If a payment under this policy is made to an Executive upon his or her separation from service while he or she is a “specified employee” (as defined under Section 409A of the Code and determined in good faith by the Compensation Committee), any payment of “deferred compensation” (as defined under Treasury Regulation Section 1.409A-1(b)(1) after giving effect to the exemptions in Treasury Regulation Sections 1.409A-1(b)(3) through (b)(12 that is scheduled to be paid within six (6) months after such separation from service shall accrue with interest and shall be paid within 30 days after the end of the six-month period beginning on the date of such separation from service or, if earlier, within 30 days after the appointment of the personal representative or executor of the Executive’s estate following his death.  During the 6-month delay period, interest shall accrue at the prime rate of interest published in the northeast edition of The Wall Street Journal on the date of Executive’s separation from service.  Accordingly, subject to the requirements of Section 409A of the Code, an Executive may not receive his or her Change in Control Benefits payment until 6 months after separation from service.

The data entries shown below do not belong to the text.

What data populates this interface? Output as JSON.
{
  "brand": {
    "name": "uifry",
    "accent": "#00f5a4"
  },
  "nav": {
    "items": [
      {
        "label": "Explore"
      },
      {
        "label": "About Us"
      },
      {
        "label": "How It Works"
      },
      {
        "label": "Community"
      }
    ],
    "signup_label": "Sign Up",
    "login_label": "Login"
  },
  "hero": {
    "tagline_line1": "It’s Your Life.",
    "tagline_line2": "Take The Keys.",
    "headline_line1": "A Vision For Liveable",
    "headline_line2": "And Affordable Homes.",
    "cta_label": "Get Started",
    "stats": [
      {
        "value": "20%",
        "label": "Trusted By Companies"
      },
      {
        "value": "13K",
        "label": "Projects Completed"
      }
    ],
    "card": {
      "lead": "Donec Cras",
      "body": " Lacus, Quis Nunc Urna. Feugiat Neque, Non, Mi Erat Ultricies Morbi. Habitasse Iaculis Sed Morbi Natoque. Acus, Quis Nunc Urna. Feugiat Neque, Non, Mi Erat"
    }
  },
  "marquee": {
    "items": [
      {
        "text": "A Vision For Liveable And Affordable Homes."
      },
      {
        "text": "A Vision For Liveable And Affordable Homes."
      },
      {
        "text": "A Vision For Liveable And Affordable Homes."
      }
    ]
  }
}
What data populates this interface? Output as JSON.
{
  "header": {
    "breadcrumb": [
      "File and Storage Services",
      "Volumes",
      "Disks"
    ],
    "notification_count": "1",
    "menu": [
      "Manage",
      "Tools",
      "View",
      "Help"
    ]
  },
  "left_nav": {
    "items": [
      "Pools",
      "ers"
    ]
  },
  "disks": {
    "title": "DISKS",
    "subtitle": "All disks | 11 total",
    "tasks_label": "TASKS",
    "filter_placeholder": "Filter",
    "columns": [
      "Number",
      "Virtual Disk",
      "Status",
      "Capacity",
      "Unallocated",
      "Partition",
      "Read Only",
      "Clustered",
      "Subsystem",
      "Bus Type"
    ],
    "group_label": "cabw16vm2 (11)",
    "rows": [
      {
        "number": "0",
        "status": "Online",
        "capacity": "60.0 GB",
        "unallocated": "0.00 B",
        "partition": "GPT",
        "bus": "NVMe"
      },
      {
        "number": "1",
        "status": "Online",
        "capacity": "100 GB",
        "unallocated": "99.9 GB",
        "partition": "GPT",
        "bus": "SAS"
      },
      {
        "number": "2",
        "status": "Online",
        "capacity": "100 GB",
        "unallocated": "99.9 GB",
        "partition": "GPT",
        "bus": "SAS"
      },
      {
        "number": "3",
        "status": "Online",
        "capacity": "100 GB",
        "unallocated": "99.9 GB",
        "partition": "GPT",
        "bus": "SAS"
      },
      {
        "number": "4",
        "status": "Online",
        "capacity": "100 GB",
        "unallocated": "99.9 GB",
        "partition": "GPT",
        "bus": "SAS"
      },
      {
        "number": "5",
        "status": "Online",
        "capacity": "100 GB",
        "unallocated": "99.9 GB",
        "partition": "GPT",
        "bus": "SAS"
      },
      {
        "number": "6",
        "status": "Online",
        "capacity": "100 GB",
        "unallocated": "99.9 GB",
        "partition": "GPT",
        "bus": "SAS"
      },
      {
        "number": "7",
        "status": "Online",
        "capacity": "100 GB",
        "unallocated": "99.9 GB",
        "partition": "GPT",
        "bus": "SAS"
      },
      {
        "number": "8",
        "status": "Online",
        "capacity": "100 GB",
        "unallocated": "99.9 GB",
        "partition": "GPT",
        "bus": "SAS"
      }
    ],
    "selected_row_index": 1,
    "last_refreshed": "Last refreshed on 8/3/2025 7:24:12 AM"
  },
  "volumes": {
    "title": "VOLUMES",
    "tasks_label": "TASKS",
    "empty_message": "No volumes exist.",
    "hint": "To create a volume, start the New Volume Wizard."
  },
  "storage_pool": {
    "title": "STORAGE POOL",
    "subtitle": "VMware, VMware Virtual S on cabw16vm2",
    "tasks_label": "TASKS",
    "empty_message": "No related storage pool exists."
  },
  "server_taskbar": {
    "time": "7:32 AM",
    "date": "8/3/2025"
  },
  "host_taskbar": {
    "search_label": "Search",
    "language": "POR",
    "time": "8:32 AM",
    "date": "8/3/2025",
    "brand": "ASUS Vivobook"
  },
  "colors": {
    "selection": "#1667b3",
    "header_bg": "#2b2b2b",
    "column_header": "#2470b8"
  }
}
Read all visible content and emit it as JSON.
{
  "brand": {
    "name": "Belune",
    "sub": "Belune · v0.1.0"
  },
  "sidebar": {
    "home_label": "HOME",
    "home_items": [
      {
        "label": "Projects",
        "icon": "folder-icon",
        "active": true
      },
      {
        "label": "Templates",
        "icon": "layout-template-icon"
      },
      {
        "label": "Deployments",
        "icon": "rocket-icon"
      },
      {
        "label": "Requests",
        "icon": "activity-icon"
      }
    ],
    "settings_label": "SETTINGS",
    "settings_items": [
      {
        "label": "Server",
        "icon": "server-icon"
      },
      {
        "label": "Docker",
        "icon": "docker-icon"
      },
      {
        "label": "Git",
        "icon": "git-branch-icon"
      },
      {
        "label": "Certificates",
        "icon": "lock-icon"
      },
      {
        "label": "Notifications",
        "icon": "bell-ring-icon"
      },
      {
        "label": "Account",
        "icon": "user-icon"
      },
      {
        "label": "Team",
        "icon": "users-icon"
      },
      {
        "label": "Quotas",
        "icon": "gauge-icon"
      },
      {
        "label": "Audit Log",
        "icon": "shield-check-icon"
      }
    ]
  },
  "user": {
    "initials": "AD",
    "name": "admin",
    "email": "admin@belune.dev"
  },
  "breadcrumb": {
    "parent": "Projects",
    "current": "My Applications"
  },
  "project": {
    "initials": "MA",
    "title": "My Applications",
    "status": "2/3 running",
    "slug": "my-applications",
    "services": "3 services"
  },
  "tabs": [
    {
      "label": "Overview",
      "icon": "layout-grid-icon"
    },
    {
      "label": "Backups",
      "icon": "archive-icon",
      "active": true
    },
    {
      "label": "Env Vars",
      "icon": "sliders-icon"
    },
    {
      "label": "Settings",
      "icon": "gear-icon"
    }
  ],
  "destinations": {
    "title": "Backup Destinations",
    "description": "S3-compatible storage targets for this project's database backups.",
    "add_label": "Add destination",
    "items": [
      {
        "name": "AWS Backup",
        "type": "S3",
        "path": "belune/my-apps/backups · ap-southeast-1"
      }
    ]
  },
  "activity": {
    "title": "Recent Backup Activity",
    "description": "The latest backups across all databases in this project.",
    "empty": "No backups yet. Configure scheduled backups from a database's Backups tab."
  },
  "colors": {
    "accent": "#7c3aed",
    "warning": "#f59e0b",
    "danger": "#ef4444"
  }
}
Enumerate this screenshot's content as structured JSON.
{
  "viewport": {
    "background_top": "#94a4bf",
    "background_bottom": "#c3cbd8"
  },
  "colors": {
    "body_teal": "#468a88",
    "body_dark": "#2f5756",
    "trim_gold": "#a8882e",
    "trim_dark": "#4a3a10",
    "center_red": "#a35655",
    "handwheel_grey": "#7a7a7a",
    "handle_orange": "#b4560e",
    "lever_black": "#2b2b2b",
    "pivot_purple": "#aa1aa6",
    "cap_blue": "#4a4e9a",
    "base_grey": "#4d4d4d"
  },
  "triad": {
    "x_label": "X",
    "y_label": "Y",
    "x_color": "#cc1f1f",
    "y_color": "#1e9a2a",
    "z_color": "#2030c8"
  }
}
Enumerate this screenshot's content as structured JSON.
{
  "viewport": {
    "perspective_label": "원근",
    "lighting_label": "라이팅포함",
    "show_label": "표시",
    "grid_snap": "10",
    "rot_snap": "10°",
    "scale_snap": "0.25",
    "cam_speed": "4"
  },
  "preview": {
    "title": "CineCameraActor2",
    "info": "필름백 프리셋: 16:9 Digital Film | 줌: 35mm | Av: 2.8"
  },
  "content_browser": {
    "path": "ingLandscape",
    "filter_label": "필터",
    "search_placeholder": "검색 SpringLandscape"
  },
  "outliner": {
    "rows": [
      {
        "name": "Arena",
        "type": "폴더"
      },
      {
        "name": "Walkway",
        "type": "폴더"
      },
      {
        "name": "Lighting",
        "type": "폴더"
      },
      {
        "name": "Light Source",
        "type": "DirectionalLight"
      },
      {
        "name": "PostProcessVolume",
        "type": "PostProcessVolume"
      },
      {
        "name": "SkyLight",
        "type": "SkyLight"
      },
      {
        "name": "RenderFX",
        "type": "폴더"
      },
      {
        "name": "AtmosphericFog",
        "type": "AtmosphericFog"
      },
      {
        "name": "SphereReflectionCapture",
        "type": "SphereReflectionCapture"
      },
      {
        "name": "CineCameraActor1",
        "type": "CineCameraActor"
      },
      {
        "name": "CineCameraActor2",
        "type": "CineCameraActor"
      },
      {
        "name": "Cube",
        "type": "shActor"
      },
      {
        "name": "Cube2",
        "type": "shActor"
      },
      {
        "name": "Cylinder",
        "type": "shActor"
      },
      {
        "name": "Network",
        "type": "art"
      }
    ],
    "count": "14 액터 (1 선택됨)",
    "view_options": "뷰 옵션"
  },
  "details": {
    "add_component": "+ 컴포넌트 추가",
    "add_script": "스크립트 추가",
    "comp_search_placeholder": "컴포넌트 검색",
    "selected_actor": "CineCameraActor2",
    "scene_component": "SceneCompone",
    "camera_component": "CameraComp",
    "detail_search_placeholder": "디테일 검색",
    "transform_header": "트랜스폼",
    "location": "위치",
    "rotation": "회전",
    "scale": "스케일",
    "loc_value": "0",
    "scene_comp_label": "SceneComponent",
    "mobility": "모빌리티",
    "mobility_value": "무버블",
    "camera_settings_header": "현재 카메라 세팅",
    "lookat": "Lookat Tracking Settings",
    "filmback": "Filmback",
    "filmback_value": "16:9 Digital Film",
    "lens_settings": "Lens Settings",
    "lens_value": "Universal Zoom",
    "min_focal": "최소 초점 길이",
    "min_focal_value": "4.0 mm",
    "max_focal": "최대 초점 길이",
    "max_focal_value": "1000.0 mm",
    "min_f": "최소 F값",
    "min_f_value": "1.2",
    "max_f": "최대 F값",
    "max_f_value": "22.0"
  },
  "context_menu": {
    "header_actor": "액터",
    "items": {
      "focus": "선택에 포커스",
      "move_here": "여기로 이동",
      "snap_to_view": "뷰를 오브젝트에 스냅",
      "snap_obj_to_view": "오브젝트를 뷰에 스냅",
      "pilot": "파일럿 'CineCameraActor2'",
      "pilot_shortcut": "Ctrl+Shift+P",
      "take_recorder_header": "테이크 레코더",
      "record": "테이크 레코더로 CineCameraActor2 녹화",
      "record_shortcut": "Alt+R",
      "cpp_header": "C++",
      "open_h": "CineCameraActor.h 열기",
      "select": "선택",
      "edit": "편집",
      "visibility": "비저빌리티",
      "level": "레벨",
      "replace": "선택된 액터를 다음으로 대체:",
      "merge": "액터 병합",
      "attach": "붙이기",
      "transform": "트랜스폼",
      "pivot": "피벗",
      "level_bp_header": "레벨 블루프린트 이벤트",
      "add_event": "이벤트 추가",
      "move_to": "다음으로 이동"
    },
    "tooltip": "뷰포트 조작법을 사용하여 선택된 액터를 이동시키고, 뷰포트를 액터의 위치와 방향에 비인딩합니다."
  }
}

This Policy is intended to comply with the provisions of Section 409A, and, to the extent practicable, this Policy shall be construed in accordance therewith. However, the Company does not guarantee any particular tax effect to Executive.  The Company shall not be liable to Executive for any payment made under this Agreement that is determined to result in an additional tax, penalty, or interest under Section 409A of the Code, nor for reporting in good faith any payment made under this Agreement as an amount includible in gross income under Section 409A of the Code.
Right to Terminate Employment
Nothing in this Policy shall confer upon Executive any right to continue in the employ of the Company or shall interfere with or restrict in any way the rights of the Company, which are hereby expressly reserved, to discharge Executive at any time for any reason whatsoever with or without Cause.